Dr. Shirley Baker, Associate Professor
Molluscan Biology & Aquaculture
7922 NW 71st Street
PO Box 110600
Gainesville, FL 32653
Dr. Baker’s research focuses on the physiological ecology of bivalve mollusks. Areas of specialization include functional morphology, feeding ecology, bioenergetics, and effects of perturbations such as salinity, temperature, and eutrophication on productivity. Trained as a marine scientist, she has worked in a variety of systems, both marine and freshwater. Shirley is currently working with hard clam (Mercenaria mercenaria) aquaculture in Florida. This industry faces several challenges: reliance on primarily one species, anthropogenic disturbances, harmful algal blooms, and extreme temperatures. Using methods from a range of fields (genetics, pathology, comparative physiology, environmental monitoring), her collaborative research program is working to address many of these management issues.
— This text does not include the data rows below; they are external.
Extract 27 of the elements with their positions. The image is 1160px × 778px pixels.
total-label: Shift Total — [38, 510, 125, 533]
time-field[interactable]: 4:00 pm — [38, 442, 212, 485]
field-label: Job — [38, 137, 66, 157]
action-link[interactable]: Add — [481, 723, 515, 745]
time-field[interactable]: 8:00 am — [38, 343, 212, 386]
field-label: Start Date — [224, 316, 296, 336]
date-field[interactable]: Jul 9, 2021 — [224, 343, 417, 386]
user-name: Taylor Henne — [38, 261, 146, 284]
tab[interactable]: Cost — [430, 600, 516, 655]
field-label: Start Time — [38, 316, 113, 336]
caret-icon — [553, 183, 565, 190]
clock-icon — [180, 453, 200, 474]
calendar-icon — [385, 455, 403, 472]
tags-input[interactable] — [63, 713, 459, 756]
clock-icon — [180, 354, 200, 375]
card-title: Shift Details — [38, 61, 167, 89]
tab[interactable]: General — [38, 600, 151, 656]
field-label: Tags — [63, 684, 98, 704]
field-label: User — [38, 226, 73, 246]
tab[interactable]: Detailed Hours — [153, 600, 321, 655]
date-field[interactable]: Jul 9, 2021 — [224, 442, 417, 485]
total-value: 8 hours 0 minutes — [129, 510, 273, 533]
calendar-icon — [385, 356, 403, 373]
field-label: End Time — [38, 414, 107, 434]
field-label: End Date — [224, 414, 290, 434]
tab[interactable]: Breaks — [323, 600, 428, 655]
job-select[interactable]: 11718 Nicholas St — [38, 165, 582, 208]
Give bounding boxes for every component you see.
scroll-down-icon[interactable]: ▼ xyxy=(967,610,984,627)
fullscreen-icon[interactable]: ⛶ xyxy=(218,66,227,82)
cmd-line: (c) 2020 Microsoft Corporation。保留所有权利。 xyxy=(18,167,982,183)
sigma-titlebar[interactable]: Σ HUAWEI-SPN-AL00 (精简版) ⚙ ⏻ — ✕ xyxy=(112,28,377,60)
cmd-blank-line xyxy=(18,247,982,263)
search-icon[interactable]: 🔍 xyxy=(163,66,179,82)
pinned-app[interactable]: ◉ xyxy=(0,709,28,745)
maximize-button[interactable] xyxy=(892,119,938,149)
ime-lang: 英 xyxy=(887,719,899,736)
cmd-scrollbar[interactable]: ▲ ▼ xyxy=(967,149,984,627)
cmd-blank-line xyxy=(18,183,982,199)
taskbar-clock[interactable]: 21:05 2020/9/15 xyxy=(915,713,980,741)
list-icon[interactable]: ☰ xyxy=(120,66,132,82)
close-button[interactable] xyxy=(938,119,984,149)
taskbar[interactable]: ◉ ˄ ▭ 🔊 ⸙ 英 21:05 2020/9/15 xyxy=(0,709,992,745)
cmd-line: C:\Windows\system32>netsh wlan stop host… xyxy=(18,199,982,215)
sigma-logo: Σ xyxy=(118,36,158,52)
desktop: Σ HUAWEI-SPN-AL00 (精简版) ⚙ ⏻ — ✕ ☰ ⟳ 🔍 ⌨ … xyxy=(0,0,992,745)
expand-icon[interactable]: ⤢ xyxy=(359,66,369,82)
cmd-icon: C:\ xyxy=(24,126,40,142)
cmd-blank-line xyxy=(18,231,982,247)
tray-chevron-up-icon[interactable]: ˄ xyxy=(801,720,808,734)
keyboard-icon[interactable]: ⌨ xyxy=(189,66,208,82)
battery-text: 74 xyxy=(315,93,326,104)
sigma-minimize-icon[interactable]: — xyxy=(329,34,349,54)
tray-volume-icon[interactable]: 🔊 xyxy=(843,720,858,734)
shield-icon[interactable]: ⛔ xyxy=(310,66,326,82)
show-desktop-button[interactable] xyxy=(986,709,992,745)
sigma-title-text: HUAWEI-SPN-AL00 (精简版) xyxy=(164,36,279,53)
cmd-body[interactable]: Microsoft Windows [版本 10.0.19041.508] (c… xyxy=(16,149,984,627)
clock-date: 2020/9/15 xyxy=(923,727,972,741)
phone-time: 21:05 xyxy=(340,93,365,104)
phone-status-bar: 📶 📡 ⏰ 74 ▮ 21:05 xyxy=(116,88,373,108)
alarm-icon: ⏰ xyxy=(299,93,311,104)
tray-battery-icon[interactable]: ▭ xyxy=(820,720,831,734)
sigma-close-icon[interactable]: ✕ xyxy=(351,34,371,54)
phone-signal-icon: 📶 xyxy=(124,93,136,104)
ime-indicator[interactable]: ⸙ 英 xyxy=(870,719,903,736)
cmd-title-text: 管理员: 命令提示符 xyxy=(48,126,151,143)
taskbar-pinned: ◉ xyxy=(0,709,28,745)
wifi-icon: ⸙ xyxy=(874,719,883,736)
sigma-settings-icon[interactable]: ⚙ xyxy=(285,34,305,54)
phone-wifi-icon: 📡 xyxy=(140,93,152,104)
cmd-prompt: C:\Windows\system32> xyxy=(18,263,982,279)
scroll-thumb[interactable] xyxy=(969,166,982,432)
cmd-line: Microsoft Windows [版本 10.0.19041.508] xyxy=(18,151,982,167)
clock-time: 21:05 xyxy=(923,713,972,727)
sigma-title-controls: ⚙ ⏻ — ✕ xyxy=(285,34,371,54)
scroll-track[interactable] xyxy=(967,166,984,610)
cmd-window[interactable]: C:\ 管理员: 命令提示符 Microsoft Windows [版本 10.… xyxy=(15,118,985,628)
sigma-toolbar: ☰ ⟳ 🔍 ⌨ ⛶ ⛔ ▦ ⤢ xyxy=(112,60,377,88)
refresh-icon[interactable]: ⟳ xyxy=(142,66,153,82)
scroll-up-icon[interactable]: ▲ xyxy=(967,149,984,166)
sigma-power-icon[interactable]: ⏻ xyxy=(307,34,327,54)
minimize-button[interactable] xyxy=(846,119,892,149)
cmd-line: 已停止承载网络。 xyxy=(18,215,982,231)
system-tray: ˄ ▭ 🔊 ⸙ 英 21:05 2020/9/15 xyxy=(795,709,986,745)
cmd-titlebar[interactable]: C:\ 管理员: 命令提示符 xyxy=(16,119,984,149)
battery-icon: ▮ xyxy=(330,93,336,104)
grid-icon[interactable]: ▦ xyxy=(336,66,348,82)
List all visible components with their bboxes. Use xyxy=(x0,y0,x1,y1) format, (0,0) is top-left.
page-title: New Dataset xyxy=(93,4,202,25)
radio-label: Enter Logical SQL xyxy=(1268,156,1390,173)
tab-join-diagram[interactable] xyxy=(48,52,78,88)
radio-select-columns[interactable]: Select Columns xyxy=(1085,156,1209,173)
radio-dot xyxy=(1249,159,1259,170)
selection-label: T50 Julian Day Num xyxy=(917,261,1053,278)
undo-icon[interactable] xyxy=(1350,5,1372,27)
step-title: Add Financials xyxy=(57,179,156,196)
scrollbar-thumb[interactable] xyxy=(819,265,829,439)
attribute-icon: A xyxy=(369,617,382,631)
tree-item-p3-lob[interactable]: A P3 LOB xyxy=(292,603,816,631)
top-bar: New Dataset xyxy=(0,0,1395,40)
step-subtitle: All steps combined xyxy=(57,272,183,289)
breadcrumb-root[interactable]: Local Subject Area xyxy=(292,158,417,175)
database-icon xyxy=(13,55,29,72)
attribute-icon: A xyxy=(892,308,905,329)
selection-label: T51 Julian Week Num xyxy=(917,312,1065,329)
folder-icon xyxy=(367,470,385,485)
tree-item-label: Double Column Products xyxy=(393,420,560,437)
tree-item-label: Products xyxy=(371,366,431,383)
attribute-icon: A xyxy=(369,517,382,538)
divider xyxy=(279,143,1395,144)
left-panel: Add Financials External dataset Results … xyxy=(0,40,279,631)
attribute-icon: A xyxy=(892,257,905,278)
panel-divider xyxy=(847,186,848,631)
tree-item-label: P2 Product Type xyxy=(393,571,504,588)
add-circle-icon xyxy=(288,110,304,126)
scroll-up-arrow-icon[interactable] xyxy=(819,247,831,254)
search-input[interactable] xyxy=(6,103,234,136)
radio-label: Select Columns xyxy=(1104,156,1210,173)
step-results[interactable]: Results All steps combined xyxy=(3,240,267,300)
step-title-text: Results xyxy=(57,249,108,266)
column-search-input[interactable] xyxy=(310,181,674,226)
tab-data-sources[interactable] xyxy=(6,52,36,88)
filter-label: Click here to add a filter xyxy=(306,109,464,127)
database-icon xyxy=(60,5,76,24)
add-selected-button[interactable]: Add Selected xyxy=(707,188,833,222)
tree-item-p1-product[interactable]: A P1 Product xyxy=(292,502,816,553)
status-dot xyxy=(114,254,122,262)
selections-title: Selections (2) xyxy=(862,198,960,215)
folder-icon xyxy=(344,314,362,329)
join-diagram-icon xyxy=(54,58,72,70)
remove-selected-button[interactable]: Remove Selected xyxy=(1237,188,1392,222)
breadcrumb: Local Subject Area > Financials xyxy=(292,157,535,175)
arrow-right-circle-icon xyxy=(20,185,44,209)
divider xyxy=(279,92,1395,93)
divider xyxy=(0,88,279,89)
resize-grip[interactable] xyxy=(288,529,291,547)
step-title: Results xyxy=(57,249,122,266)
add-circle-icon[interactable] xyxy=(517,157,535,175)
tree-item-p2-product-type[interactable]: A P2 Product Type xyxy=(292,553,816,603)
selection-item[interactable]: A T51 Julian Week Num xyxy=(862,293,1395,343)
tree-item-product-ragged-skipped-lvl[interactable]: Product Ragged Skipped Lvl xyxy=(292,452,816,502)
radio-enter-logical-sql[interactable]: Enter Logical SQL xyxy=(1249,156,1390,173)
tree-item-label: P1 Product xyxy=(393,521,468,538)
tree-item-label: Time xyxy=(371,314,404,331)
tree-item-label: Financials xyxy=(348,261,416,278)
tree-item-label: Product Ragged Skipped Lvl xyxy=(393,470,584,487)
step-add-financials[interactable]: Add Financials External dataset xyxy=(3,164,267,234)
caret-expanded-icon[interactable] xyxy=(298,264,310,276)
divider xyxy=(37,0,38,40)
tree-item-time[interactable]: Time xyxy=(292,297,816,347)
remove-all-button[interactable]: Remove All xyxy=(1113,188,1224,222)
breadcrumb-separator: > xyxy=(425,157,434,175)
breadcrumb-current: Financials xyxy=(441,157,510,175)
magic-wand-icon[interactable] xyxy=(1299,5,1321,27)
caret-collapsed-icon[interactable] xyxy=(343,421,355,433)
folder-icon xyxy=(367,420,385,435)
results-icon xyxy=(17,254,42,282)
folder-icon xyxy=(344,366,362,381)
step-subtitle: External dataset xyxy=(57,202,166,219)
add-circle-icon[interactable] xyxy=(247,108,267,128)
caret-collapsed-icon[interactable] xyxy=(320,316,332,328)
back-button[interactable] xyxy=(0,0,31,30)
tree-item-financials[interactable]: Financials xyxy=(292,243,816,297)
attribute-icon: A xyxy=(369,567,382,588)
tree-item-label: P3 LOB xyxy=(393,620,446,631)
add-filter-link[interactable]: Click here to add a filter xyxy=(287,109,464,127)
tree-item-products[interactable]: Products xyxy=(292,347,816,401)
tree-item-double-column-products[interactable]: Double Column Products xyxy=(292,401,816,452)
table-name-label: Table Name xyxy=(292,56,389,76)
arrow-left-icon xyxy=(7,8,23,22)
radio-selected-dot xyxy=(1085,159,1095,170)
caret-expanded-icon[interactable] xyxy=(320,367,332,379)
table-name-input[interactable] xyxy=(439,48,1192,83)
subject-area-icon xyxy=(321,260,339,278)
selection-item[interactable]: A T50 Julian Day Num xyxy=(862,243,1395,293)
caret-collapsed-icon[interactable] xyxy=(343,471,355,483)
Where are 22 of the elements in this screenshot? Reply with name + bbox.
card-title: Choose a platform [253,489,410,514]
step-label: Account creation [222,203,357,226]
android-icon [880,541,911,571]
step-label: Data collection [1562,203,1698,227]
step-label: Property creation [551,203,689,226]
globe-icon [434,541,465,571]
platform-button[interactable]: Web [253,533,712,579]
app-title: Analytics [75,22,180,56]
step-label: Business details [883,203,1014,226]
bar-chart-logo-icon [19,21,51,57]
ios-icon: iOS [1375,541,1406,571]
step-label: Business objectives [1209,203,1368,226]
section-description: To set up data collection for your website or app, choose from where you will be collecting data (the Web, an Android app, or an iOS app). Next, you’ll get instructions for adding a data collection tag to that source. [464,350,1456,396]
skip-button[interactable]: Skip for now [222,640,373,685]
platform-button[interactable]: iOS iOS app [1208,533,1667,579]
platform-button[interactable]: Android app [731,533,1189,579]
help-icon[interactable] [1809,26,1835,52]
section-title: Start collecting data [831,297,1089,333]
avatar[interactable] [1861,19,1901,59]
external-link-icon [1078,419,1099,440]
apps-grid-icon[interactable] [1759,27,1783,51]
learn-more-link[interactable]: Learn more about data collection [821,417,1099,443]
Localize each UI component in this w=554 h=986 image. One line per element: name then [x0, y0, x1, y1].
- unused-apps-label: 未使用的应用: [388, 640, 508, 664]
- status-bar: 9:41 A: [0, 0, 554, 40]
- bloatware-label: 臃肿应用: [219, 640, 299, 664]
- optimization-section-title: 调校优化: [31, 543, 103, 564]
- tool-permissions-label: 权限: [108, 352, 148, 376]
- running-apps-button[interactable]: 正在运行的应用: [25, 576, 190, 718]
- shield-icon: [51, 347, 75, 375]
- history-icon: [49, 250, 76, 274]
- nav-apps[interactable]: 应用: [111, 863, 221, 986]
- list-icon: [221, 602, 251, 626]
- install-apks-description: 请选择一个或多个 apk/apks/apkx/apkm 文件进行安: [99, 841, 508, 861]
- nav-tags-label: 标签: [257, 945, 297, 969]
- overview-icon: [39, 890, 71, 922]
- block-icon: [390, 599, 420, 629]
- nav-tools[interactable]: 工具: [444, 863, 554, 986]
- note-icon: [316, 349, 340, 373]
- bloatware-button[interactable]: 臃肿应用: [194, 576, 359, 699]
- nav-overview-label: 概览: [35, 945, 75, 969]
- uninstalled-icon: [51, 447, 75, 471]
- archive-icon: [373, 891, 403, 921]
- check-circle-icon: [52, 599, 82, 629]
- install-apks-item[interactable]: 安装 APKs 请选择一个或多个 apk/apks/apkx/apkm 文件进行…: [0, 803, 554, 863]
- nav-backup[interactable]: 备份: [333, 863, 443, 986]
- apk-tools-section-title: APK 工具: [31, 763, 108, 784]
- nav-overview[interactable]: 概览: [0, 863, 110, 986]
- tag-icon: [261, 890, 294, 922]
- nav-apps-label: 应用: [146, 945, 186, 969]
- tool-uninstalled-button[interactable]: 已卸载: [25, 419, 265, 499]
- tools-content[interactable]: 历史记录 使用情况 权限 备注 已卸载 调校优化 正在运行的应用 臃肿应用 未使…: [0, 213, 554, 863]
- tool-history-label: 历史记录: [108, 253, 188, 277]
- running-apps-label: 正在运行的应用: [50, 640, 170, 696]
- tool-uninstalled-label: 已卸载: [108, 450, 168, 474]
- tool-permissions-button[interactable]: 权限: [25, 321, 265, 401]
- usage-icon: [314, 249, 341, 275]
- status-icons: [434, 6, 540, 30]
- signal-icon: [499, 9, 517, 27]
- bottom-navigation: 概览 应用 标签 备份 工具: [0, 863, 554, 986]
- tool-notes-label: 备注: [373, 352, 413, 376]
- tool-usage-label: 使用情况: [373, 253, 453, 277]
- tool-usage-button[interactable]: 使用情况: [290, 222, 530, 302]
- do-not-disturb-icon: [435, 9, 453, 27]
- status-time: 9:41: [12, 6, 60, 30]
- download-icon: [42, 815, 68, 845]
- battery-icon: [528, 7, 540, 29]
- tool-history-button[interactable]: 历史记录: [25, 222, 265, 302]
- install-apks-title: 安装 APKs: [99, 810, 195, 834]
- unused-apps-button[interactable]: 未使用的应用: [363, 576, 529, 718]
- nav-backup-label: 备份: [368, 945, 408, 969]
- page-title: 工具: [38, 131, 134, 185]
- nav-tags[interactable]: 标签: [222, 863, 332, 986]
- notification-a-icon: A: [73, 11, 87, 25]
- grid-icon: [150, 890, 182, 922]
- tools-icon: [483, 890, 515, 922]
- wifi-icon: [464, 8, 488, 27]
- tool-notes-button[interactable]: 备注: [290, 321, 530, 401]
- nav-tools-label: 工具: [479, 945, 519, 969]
PhD, Virginia Institute of Marine Science, The College of William and Mary (1994)
MS, Oregon Institute of Marine Biology, University of Oregon (1988)
BS, Seattle Pacific University (1986)
FAS 4932/6154 Aquatic Invertebrate Ecological Physiology
Course focuses on the biochemical, physiological, behavioral, and ecological adaptations of invertebrate animals. A comparative approach is used to examine basic principles of adaptation, problems of size and scale, key mechanisms in physiology (excretion, thermal biology, respiration, etc.), and details of how organisms cope with environments (marine, estuarine, and freshwater).